Sure all inductions jobs will use duty cycling (pulse width modulation if we’re getting technical). But that doesn’t determine responsiveness.
With a resistive hob (ceramic hob is the industry name) you’re relying on a large lump of stone (hence the name ceramic hob) to be a heat store and even out the elements lumpy power output. Problem with this approach is that it takes forever for the stone to heat up and cool down, so the hob is slow to respond.
With an induction hob, your heating pan directly with a electromagnetic field, the only thermal mass in the entire system is the pan. The hob can instantly change its power output, because its not relying on a stone to store energy, and thus has zero thermal mass.
So induction hob react at the speed of your pan, you have lightweight pan, then the pan temperature will change almost instantly.
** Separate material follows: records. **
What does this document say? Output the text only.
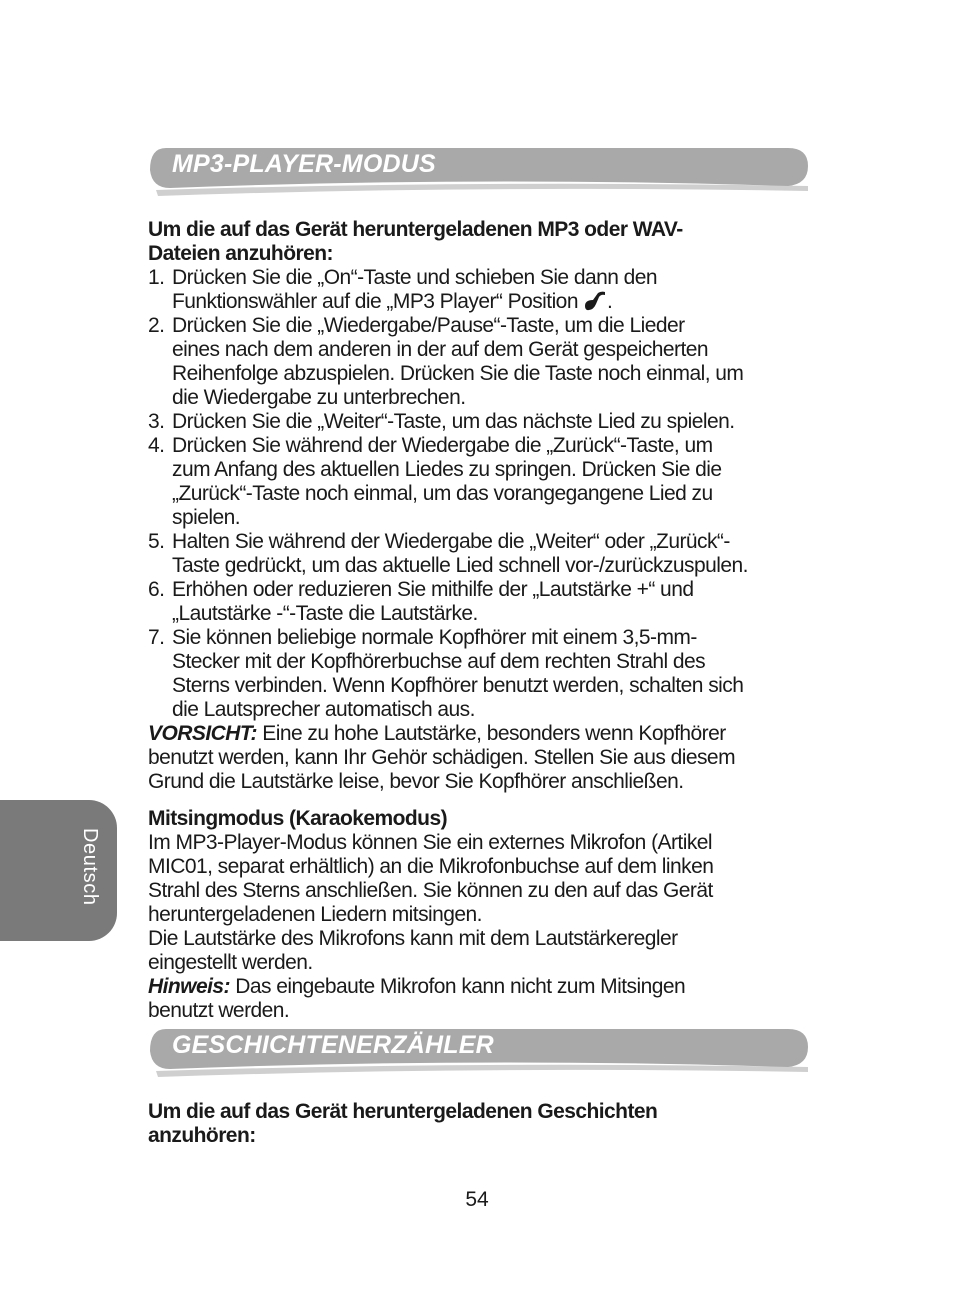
Deutsch
MP3-PLAYER-MODUS

Um die auf das Gerät heruntergeladenen MP3 oder WAV-

Dateien anzuhören:

1. Drücken Sie die „On“-Taste und schieben Sie dann den
Funktionswähler auf die „MP3 Player“ Position .
2. Drücken Sie die „Wiedergabe/Pause“-Taste, um die Lieder
eines nach dem anderen in der auf dem Gerät gespeicherten
Reihenfolge abzuspielen. Drücken Sie die Taste noch einmal, um
die Wiedergabe zu unterbrechen.
3. Drücken Sie die „Weiter“-Taste, um das nächste Lied zu spielen.
4. Drücken Sie während der Wiedergabe die „Zurück“-Taste, um
zum Anfang des aktuellen Liedes zu springen. Drücken Sie die
„Zurück“-Taste noch einmal, um das vorangegangene Lied zu
spielen.
5. Halten Sie während der Wiedergabe die „Weiter“ oder „Zurück“-
Taste gedrückt, um das aktuelle Lied schnell vor-/zurückzuspulen.
6. Erhöhen oder reduzieren Sie mithilfe der „Lautstärke +“ und
„Lautstärke -“-Taste die Lautstärke.
7. Sie können beliebige normale Kopfhörer mit einem 3,5-mm-
Stecker mit der Kopfhörerbuchse auf dem rechten Strahl des
Sterns verbinden. Wenn Kopfhörer benutzt werden, schalten sich
die Lautsprecher automatisch aus.

VORSICHT: Eine zu hohe Lautstärke, besonders wenn Kopfhörer

benutzt werden, kann Ihr Gehör schädigen. Stellen Sie aus diesem

Grund die Lautstärke leise, bevor Sie Kopfhörer anschließen.

Mitsingmodus (Karaokemodus)

Im MP3-Player-Modus können Sie ein externes Mikrofon (Artikel

MIC01, separat erhältlich) an die Mikrofonbuchse auf dem linken

Strahl des Sterns anschließen. Sie können zu den auf das Gerät

heruntergeladenen Liedern mitsingen.

Die Lautstärke des Mikrofons kann mit dem Lautstärkeregler

eingestellt werden.

Hinweis: Das eingebaute Mikrofon kann nicht zum Mitsingen

benutzt werden.

GESCHICHTENERZÄHLER

Um die auf das Gerät heruntergeladenen Geschichten

anzuhören:

54
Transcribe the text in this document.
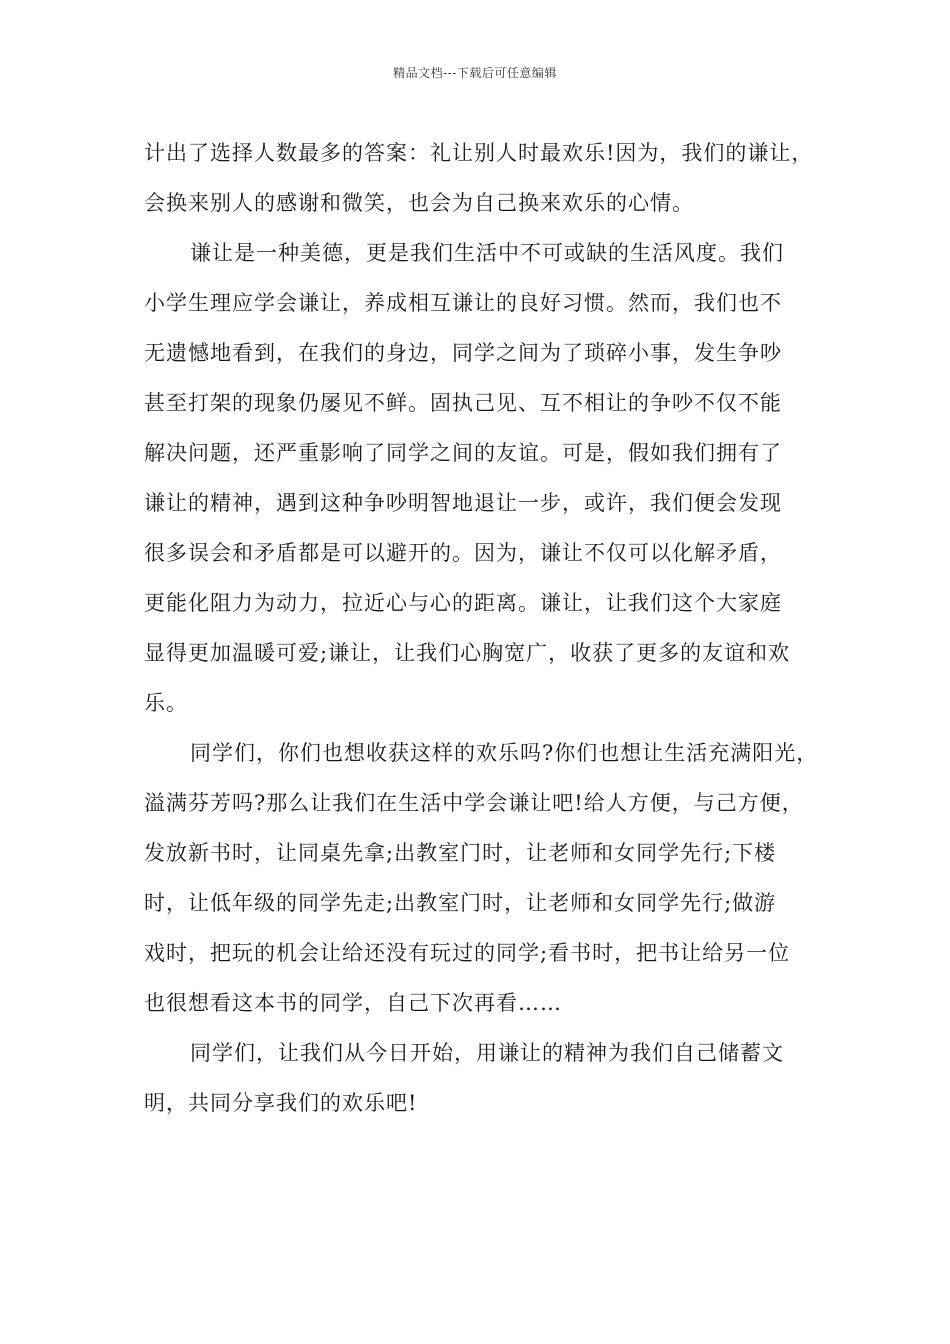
精品文档---下载后可任意编辑
计出了选择人数最多的答案：礼让别人时最欢乐!因为，我们的谦让，
会换来别人的感谢和微笑，也会为自己换来欢乐的心情。
谦让是一种美德，更是我们生活中不可或缺的生活风度。我们
小学生理应学会谦让，养成相互谦让的良好习惯。然而，我们也不
无遗憾地看到，在我们的身边，同学之间为了琐碎小事，发生争吵
甚至打架的现象仍屡见不鲜。固执己见、互不相让的争吵不仅不能
解决问题，还严重影响了同学之间的友谊。可是，假如我们拥有了
谦让的精神，遇到这种争吵明智地退让一步，或许，我们便会发现
很多误会和矛盾都是可以避开的。因为，谦让不仅可以化解矛盾，
更能化阻力为动力，拉近心与心的距离。谦让，让我们这个大家庭
显得更加温暖可爱;谦让，让我们心胸宽广，收获了更多的友谊和欢
乐。
同学们，你们也想收获这样的欢乐吗?你们也想让生活充满阳光，
溢满芬芳吗?那么让我们在生活中学会谦让吧!给人方便，与己方便，
发放新书时，让同桌先拿;出教室门时，让老师和女同学先行;下楼
时，让低年级的同学先走;出教室门时，让老师和女同学先行;做游
戏时，把玩的机会让给还没有玩过的同学;看书时，把书让给另一位
也很想看这本书的同学，自己下次再看……
同学们，让我们从今日开始，用谦让的精神为我们自己储蓄文
明，共同分享我们的欢乐吧!
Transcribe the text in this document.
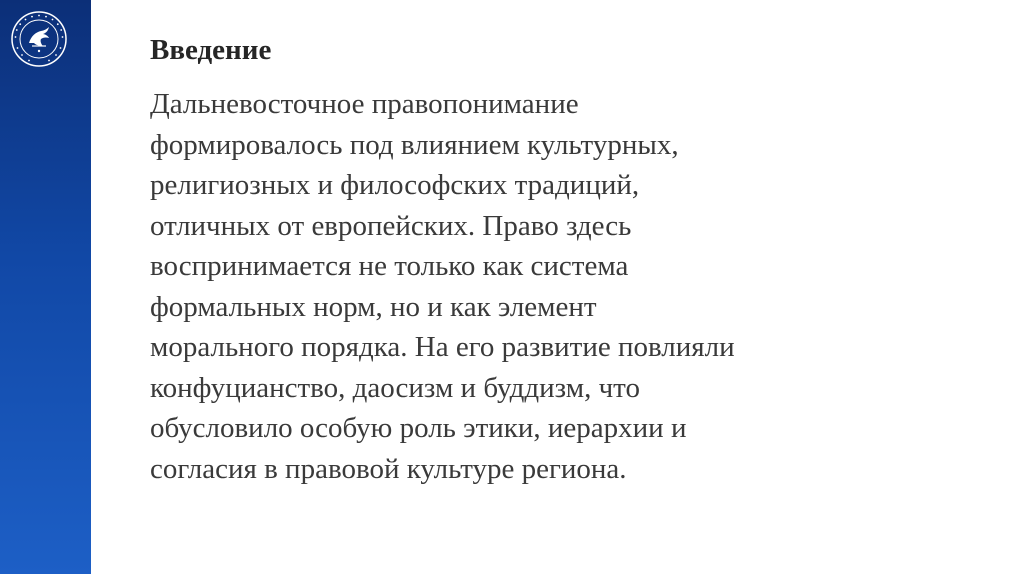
Введение

Дальневосточное правопонимание
формировалось под влиянием культурных,
религиозных и философских традиций,
отличных от европейских. Право здесь
воспринимается не только как система
формальных норм, но и как элемент
морального порядка. На его развитие повлияли
конфуцианство, даосизм и буддизм, что
обусловило особую роль этики, иерархии и
согласия в правовой культуре региона.
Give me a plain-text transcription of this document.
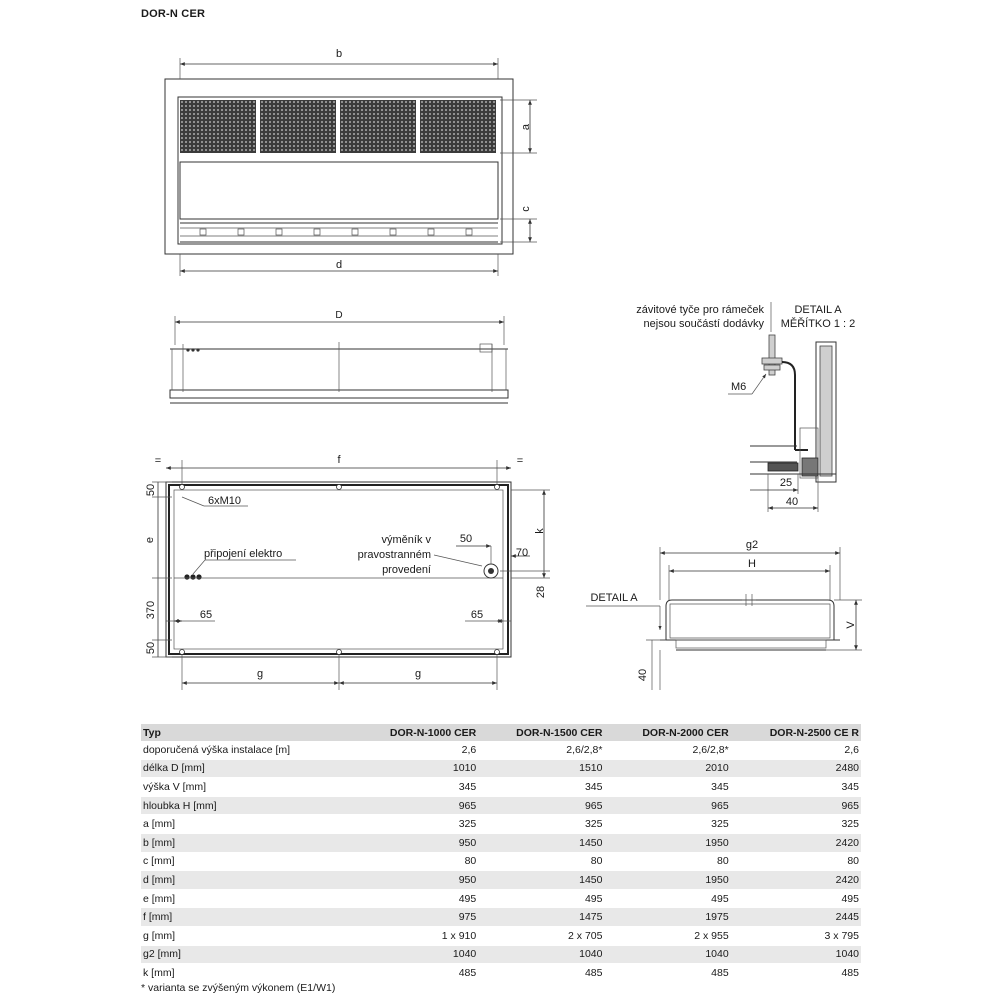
DOR-N CER
b
a
c
d
D
f
=	=
50
e
370
50
6xM10
připojení elektro
výměník v
pravostranném
provedení
50
70
k
28
65	65
g	g
závitové tyče pro rámeček
nejsou součástí dodávky
DETAIL A
MĚŘÍTKO 1 : 2
M6
25
40
g2
H
V
DETAIL A
40
Typ	DOR-N-1000 CER	DOR-N-1500 CER	DOR-N-2000 CER	DOR-N-2500 CE R
doporučená výška instalace [m]	2,6	2,6/2,8*	2,6/2,8*	2,6
délka D [mm]	1010	1510	2010	2480
výška V [mm]	345	345	345	345
hloubka H [mm]	965	965	965	965
a [mm]	325	325	325	325
b [mm]	950	1450	1950	2420
c [mm]	80	80	80	80
d [mm]	950	1450	1950	2420
e [mm]	495	495	495	495
f [mm]	975	1475	1975	2445
g [mm]	1 x 910	2 x 705	2 x 955	3 x 795
g2 [mm]	1040	1040	1040	1040
k [mm]	485	485	485	485
* varianta se zvýšeným výkonem (E1/W1)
You got a heavy cast iron pan, then the pan will take a little longer to shed the extra heat.
FYI: If the hob glows when heating, it’s not induction. It’s a ceramic hob. Ceramic hobs are crap and give induction hobs a really bad name because the look the same when off. You can only tell if an induction hob is, if there’s a pan on top. They’re incapable of creating heat without a pan on top.
>inductions jobs will use duty cycling (pulse width modulation if we’re getting technical). But that doesn’t determine responsiveness.
It absolutely does when the pulses are on the order of ten seconds long, as in many electric ranges. But yes, the thermal mass of the heated coil/cooktop are also a major factor.
No it doesn’t, because change the ring setting will interrupt the current duty cycle, and terminates it early if it needed. A control system that didn’t do that would be more complicated than one that did, because it would require the control system to persist internal state across duty cycles.
Sure, in the limited sense of immediacy of response to change in control input. But in the more general sense of also considering accuracy/consistency of response to a control input, not so much. If you have a low thermal mass pan on a middling heat setting on a hob with excessively wide pwm like that, you can tell when the hob is on and when it's off just by how much the contents are sizzling any given second. The pan temperature is not stable because the pulses are too wide.
I’ve personally never encountered such a poorly designed induction hob. Induction hob require proper electronic control systems to operate, it would be weird to design such a system to operate with a wide PWM, it’s costs nothing for the system to operate at 1Hz or higher.
In ceramic hobs, they usually don’t have proper power control systems. They normally rely on a set of thermal switches to disconnect the main heating element when the ceramic element gets hot enough. The entire control system is analog and relies physical phenomena like wax expansion etc. Phenomena that is well know to be unresponsive, but very cheap.
My induction hob does similar on low power settings (at the lowest it's something like 1 second on to 4 seconds off). On higher power settings it's not noticable. I suspect the main reason for this is it's often harder (and more expensive) to design power electronics to operate over a wide PWM duty cycle efficiently, so the low-speed cycling is a way to provide the low settings without a significant cost increase.